Functions Encoding.py and clustering_sampling.py can be run within a few minutes on a desktop. Demo can be run via the examples given above.

CLADE.py includes the ensembled supervised learning models with hyperparameter optimization, which takes a few hours to run on a desktop. A simple demo can be run with a minimized supervised model with only one model without any hyperparameter optimization by using Demo_MldeParameters.csv:

python3 CLADE.py 30 40 40 --batch_size 96 --num_first_round 96 --hierarchy_batch 96 --num_batch 4 --mldepara Demo_MldeParameters.csv

Sources

GB1 dataset

GB1 dataset (GB1.xlsx) can be obtained from: Wu, Nicholas C., et al. "Adaptation in protein fitness landscapes is facilitated by indirect paths." Elife 5 (2016): e16965.

PhoQ dataset

PhoQ dataset (PhoQ.xlsx) is owned by Michael T. Laub's lab. Please cite: Podgornaia, Anna I., and Michael T. Laub. "Pervasive degeneracy and epistasis in a protein-protein interface." Science 347.6222 (2015): 673-677.

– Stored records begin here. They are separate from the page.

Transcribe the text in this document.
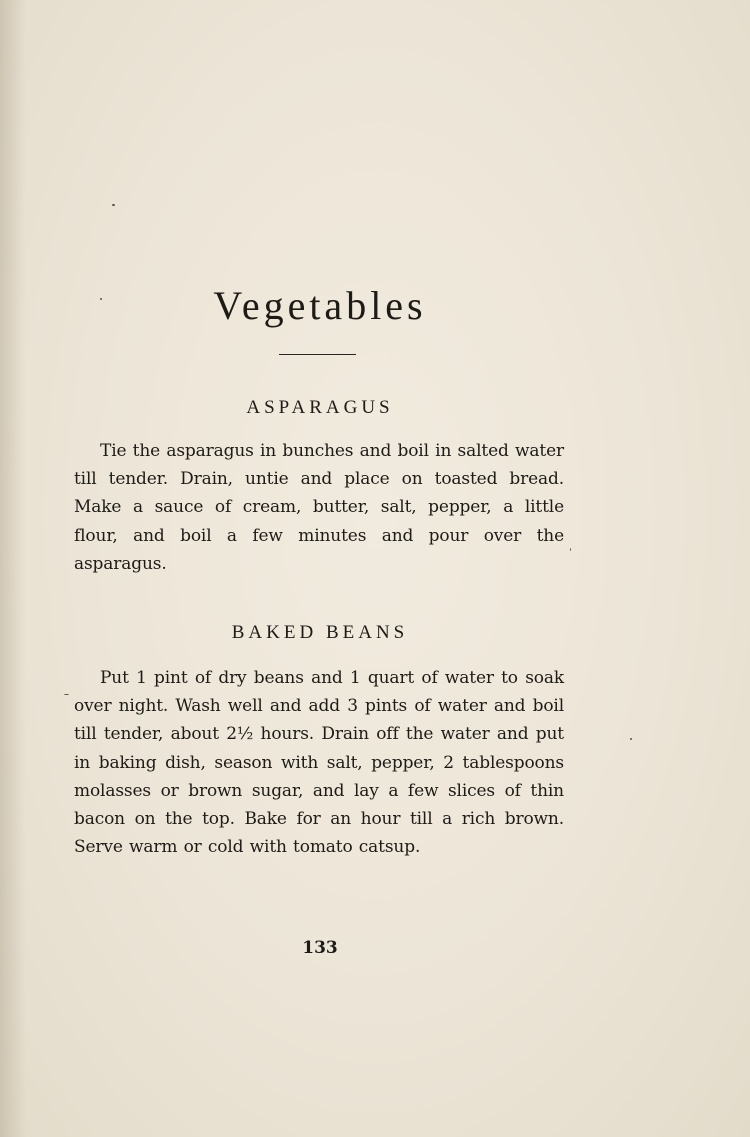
Vegetables
ASPARAGUS

Tie the asparagus in bunches and boil in salted water till tender. Drain, untie and place on toasted bread. Make a sauce of cream, butter, salt, pepper, a little flour, and boil a few minutes and pour over the asparagus.

BAKED BEANS

Put 1 pint of dry beans and 1 quart of water to soak over night. Wash well and add 3 pints of water and boil till tender, about 2½ hours. Drain off the water and put in baking dish, season with salt, pepper, 2 tablespoons molasses or brown sugar, and lay a few slices of thin bacon on the top. Bake for an hour till a rich brown. Serve warm or cold with tomato catsup.

133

MLDE packages and zero-shot predictions

The supervised learning package MLDE and zero-shot predictions can be found in: Wittmann, Bruce J., Yisong Yue, and Frances H. Arnold. "Informed training set design enables efficient machine learning-assisted directed protein evolution." Cell Systems (2021).

Reference

Cluster learning-assisted directed evolution. Yuchi Qiu, Jian Hu, and Guo-Wei Wei. Nature Computational Science 2021.